For many reasons:
- I'm using the SPSC bounded queue approach since many years in my audio software stuff for as sound ringbuffer between two on-different-CPU-cores-pinned threads without any issues. And the SPSC boundung queue is really simple, because only one thread can be a producer and only one another thread can be a consumer. And the C++ boost::lockfree ringbuffer class seems using the same (or a very similar) SPSC bounded queue approach like I myself. Only the critical part is that the memory barriers are set correctly on the correct code positions, especially on CPU targets with weak memory models (for example ARM, PowerPC, etc.). x86 CPUs have comparatively a strong memory model. For more about weak vs. strong memory models, see: http://preshing.com/20120930/weak-vs...memory-models/
- The lock-free MPMC queue stuff is based on the http://people.csail.mit.edu/edya/pub...ue-journal.pdf paper, which contains a "Correctness proof" text section.
- The lock-free MPMC stack stuff is is based on the idea behind the concept of the internal workings of the "Interlocked Singly Linked Lists" Windows API, just stripped by the Depth stuff, which (the core concept behind it) is also well tested at the Microsoft Windows Operating System.
- The lock-free job work stealing is based on http://www.di.ens.fr/~zappa/readings/ppopp13.pdf, which contains also a "Correctness proof" text section.

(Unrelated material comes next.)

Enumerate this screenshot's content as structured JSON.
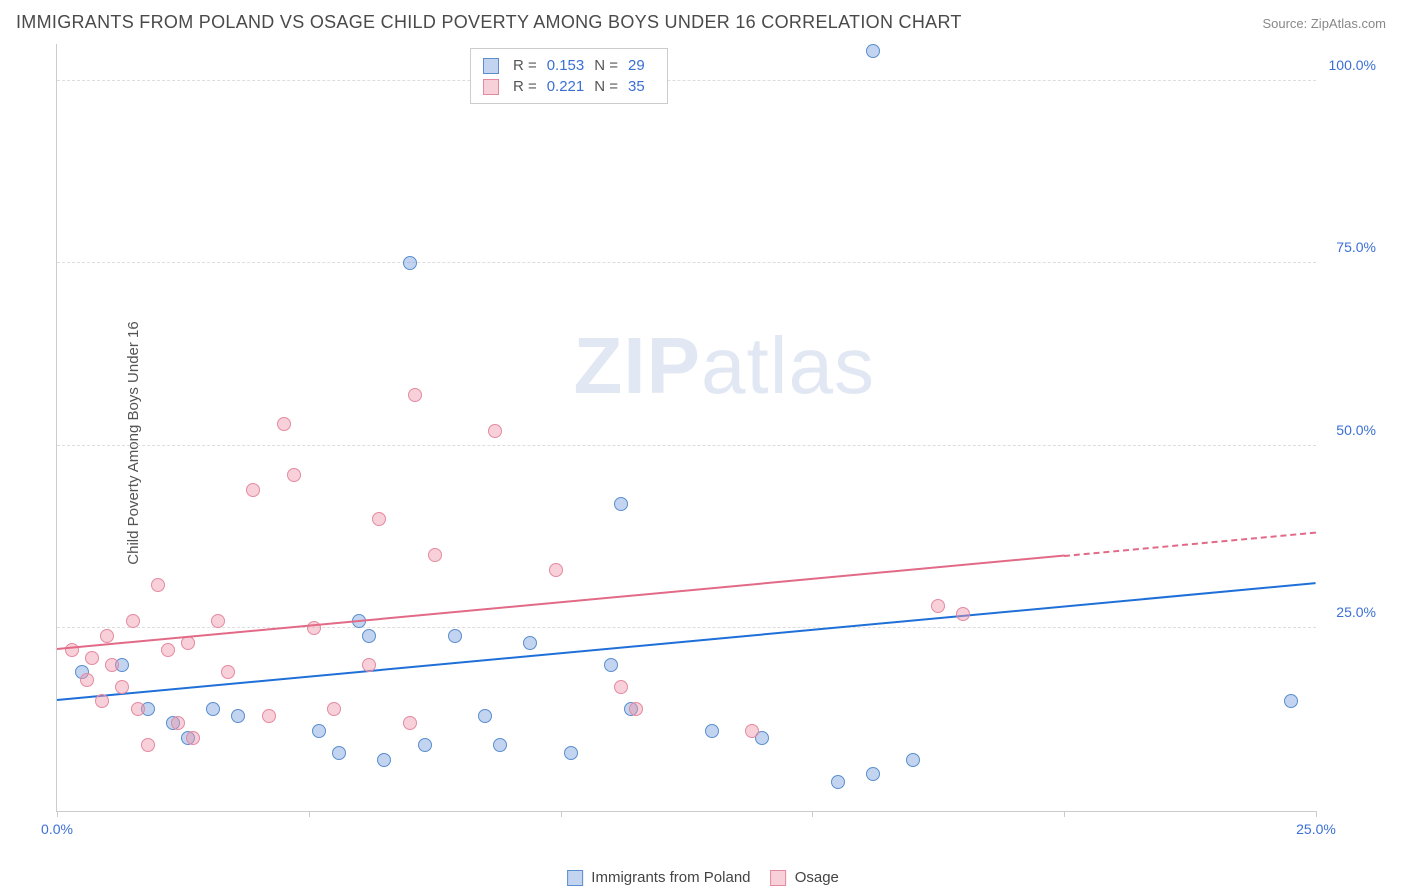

And you have to consider the problem with the CPU cache lines for to avoid the false-sharing performance-degrade issues (https://en.wikipedia.org/wiki/False_sharing). Therefore, PasMP is more optimized for performance than for the memory usage, because almost everything in PasMP is CPU cache line aligned, also every item in your TPasMPDynamicArray, TPasMPBoundedStack, TPasMPBoundedQueue, etc. And a CPU cache line is on the most current x86 CPUs 64 bytes long.